Slowly and thoughtfully he dressed, wondering the while from what depths of awful and forgotten experiences such dreams came. He was yet awestruck and his spirit quailed when he thought of the eternity behind him. Meanwhile his trouble with Jane had partly receded to the background of thought and feeling. He did not expect to see her at his breakfast table. That was now a long-time-ago pleasure and he thought that by dinner-time he would be more able to cope with the circumstances.

But when he reached the hall the wide door stood open, the morning sunshine flooded the broad white marble steps which led to the entrance and Jane was slowly ascending them. She had a little basket of fruit in her hand, she was most fittingly gowned, and she looked exquisitely lovely. As soon as John saw her, he ran down the steps to meet her, and she put her hand in his and he kissed it. Then they went to the breakfast-table together.
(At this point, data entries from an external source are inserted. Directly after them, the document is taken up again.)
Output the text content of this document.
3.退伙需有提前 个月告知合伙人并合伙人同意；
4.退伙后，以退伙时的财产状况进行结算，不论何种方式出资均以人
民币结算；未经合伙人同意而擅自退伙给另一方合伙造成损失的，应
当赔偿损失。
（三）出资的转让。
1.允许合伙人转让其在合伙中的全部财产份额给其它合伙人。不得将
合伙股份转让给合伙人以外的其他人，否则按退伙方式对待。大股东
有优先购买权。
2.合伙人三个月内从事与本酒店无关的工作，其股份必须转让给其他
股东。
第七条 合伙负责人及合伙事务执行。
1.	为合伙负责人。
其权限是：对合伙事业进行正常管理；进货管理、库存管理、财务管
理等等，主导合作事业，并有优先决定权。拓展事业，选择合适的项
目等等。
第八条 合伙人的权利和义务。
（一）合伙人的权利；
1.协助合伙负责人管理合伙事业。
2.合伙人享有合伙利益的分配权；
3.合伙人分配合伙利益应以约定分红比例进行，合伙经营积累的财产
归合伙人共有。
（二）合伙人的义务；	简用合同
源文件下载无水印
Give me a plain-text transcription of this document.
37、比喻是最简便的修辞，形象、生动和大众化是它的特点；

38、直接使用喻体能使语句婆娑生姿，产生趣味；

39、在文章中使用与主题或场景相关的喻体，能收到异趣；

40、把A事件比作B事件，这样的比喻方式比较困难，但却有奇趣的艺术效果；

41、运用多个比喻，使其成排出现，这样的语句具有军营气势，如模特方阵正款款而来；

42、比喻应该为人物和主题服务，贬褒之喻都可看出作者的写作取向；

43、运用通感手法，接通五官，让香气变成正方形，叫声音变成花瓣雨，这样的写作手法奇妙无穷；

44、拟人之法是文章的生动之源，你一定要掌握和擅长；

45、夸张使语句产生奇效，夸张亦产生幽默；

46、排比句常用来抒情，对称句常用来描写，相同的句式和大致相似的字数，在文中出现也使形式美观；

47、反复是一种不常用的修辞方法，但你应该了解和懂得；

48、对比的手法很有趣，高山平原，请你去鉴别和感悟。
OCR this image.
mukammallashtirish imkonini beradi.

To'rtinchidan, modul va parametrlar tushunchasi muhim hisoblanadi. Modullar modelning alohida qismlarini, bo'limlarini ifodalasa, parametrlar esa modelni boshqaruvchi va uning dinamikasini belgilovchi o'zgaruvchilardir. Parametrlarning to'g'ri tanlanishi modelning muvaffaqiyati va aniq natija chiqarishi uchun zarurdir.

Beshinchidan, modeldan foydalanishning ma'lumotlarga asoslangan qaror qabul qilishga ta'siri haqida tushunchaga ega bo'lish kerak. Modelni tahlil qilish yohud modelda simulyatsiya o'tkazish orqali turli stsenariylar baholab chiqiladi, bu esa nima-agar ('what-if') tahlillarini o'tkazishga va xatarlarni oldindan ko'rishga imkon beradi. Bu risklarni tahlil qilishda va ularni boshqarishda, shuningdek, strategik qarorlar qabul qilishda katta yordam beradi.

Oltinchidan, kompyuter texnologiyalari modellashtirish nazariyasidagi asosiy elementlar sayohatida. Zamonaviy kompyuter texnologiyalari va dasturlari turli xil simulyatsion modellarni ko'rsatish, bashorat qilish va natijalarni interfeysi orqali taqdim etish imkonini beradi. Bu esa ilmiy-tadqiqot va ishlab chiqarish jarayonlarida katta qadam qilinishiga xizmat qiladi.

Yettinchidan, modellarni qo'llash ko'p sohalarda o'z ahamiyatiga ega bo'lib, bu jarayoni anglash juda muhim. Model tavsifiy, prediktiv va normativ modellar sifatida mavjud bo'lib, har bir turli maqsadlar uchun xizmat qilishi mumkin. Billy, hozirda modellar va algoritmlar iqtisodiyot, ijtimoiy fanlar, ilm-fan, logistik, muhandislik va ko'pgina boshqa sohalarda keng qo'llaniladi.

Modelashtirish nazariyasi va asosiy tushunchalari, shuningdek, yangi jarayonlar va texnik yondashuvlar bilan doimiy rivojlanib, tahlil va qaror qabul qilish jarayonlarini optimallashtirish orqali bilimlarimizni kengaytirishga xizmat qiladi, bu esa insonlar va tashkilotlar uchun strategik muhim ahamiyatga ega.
The truce was too sweet to be broken and John took the comfort offered with gratitude. Jane was in her most charming mood, she waited on him as lord and lover of the home, found him the delicacies he liked, and gave with every one that primordial touch of loving and oneness which is the very heaven of marriage. She answered his words of affection with radiant smiles and anon began to talk of the Club balloting. "Was it really an important meeting, John?" she asked. And to her great surprise John answered, "It would have been hard to make it more important, Jane."

"About old Akers! What nonsense!"

"Akers gave us no hesitation. He was elected without a dissenting vote. Another subject was, however, opened which is of the most vital importance to cotton-spinners."

"Whatever is to do, John?"

"America is likely to go to war with herself—the cotton-spinning States of the North, against the cotton-growing States of the South."

"What folly!"

"In a business point, yes, but there is something grander than business in it—an idea that is universally in the soul of man—the idea of freedom."